Die Wirtschaftsbeziehungen zwischen Deutschland und Russland sind seit 2013 rückläufig. Gabriels Ministerium führt dies nicht in erster Linie auf die Sanktionen zurück: „Grund ist vor allem die schwierige wirtschaftliche Lage in Russland als Folge einer stark abgeschwächten Konjunktur in Verbindung mit zuletzt rückläufigen Preisen für Rohstoffe, die den größten Teil der deutschen Importe aus Russland bestimmen.“ Auch eine Studie des Deutschen Instituts für Wirtschaftsforschung kommt zu dem Ergebnis, für die Abwertung des Rubels sei vor allem der fallende Ölpreis verantwortlich. Die Sanktionen spielten nur eine „untergeordnete Rolle“. Im ersten Halbjahr 2015 gingen die Einfuhren aus Russland im Vergleich zum Vorjahreszeitraum um 24 Prozent zurück. Bei den Exporten wurde ein Minus von fast einem Drittel verzeichnet.

Der Minister nahm diesmal keine Delegation aus Wirtschaftsvertretern mit nach Moskau. Auf seinem Programm stand auch ein Treffen mit Energieminister Alexander Nowak. Welche Termine Gabriel in Moskau an diesem Freitag noch hat, wollte ein Sprecher nicht sagen. Einige Gespräche seien „vertraulich“.

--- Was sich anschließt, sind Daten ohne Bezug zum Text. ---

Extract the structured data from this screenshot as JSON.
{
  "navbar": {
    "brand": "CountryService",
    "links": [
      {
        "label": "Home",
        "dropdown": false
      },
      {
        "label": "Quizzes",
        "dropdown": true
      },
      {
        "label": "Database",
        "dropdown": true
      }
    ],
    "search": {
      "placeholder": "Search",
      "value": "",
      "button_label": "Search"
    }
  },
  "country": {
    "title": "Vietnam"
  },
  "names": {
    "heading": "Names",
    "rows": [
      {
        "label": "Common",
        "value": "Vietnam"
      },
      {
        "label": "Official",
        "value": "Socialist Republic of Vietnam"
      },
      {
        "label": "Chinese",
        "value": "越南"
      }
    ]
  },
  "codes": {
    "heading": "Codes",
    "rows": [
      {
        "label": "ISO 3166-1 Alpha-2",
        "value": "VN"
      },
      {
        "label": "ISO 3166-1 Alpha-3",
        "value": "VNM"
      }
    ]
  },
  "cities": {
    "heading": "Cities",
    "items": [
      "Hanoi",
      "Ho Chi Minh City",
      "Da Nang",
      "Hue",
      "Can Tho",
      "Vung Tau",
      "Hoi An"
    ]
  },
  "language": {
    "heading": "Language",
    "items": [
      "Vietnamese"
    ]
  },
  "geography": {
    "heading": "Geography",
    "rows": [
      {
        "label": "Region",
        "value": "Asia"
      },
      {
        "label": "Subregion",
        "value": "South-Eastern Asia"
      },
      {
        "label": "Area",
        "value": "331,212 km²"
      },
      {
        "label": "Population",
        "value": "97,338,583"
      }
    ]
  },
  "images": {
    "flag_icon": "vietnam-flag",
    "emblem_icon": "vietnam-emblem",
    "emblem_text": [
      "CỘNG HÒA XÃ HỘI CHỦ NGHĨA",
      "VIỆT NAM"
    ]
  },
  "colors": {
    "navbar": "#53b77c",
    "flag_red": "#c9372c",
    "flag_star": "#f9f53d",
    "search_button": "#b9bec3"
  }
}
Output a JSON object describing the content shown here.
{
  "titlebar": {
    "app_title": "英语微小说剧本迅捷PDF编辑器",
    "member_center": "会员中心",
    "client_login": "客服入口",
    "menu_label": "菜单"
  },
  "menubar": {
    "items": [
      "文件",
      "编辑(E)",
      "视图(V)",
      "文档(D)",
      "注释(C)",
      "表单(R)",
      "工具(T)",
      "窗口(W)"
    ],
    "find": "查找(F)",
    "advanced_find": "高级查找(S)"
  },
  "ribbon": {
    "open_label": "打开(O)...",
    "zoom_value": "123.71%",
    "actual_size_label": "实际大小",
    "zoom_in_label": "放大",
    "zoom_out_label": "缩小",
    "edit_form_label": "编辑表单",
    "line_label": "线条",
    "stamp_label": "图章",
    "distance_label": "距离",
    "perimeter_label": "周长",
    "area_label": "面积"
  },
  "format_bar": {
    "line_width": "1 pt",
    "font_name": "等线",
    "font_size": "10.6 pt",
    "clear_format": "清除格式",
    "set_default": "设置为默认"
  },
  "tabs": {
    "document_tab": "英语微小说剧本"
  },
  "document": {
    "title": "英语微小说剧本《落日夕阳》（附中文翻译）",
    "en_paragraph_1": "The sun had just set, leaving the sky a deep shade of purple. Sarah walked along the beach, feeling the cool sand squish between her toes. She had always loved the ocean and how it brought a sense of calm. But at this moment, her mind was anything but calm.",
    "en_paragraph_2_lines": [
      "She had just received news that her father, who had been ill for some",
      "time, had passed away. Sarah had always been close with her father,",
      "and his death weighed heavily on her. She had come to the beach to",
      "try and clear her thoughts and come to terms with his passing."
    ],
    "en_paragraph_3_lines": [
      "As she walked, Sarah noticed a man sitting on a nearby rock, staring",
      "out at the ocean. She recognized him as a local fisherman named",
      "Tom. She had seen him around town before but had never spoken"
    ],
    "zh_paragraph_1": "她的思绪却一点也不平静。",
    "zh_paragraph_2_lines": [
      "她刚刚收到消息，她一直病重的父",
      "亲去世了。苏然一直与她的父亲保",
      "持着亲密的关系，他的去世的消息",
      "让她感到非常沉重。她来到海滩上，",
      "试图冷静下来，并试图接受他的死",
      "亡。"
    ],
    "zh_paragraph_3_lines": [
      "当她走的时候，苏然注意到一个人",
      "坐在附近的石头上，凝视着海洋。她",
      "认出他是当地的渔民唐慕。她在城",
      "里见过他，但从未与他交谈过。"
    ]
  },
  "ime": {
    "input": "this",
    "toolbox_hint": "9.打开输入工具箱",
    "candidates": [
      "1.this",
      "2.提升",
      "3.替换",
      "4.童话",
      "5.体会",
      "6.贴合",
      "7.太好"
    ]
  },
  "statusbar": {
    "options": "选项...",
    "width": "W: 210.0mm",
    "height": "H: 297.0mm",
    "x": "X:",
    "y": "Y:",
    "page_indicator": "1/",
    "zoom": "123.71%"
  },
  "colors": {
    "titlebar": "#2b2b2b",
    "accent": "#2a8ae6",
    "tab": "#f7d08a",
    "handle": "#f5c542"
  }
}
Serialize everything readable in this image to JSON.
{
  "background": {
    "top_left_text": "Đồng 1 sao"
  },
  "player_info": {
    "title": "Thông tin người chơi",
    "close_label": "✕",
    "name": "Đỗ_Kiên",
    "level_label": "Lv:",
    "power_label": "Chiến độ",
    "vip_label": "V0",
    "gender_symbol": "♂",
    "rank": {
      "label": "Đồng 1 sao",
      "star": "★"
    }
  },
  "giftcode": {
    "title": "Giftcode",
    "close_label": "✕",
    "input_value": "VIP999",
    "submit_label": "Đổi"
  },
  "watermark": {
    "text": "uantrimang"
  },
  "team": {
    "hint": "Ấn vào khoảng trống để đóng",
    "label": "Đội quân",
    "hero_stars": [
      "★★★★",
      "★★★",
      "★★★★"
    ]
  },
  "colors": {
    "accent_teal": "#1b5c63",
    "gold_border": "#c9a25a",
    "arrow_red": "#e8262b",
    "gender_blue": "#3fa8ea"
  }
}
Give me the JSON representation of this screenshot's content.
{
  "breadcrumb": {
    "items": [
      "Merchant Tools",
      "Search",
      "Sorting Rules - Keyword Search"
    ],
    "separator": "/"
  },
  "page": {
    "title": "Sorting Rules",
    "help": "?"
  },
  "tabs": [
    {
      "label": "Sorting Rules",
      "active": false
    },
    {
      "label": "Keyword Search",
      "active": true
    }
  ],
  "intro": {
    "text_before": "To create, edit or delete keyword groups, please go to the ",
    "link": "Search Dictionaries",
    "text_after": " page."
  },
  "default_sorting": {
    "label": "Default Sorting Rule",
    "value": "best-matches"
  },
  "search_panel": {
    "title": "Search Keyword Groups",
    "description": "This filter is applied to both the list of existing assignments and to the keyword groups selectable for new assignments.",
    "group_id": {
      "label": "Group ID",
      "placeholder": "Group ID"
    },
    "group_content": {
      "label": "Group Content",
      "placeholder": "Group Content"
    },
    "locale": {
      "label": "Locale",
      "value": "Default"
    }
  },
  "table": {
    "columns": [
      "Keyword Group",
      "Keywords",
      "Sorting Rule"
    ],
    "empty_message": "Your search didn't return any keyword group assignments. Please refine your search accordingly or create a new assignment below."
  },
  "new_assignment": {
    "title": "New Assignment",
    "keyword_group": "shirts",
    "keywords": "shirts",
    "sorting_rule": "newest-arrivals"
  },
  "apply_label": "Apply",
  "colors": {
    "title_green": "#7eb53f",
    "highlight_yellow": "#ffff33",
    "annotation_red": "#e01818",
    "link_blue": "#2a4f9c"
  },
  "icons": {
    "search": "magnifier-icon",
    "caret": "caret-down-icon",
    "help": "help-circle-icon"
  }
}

Wie heikel derzeit deutsch-russische Treffen sein können, zeigte der Petersburger Dialog in Potsdam, der vergangene Woche mit einem Eklat endete: Der Vorsitzende Viktor Subkow machte in seinem Schlusswort und beim anschließenden Empfang seinem Ärger über die deutsche Kritik am russischen Vorgehen in der Ukraine Luft. Er habe „jegliche Contenance verloren“, berichteten Teilnehmer. Der deutsche Ko-Vorsitzende Ronald Pofalla habe erwidert, dass Deutschland die Annexion der Krim nicht akzeptieren werde und auch Repressionen gegen russische Nichtregierungsorganisationen inakzeptabel seien.

Bei Gabriels Gesprächen in Moskau werde auch die „Frage nach der Situation der Zivilgesellschaft“ in Russland eine Rolle spielen, versicherte ein Ministeriumssprecher.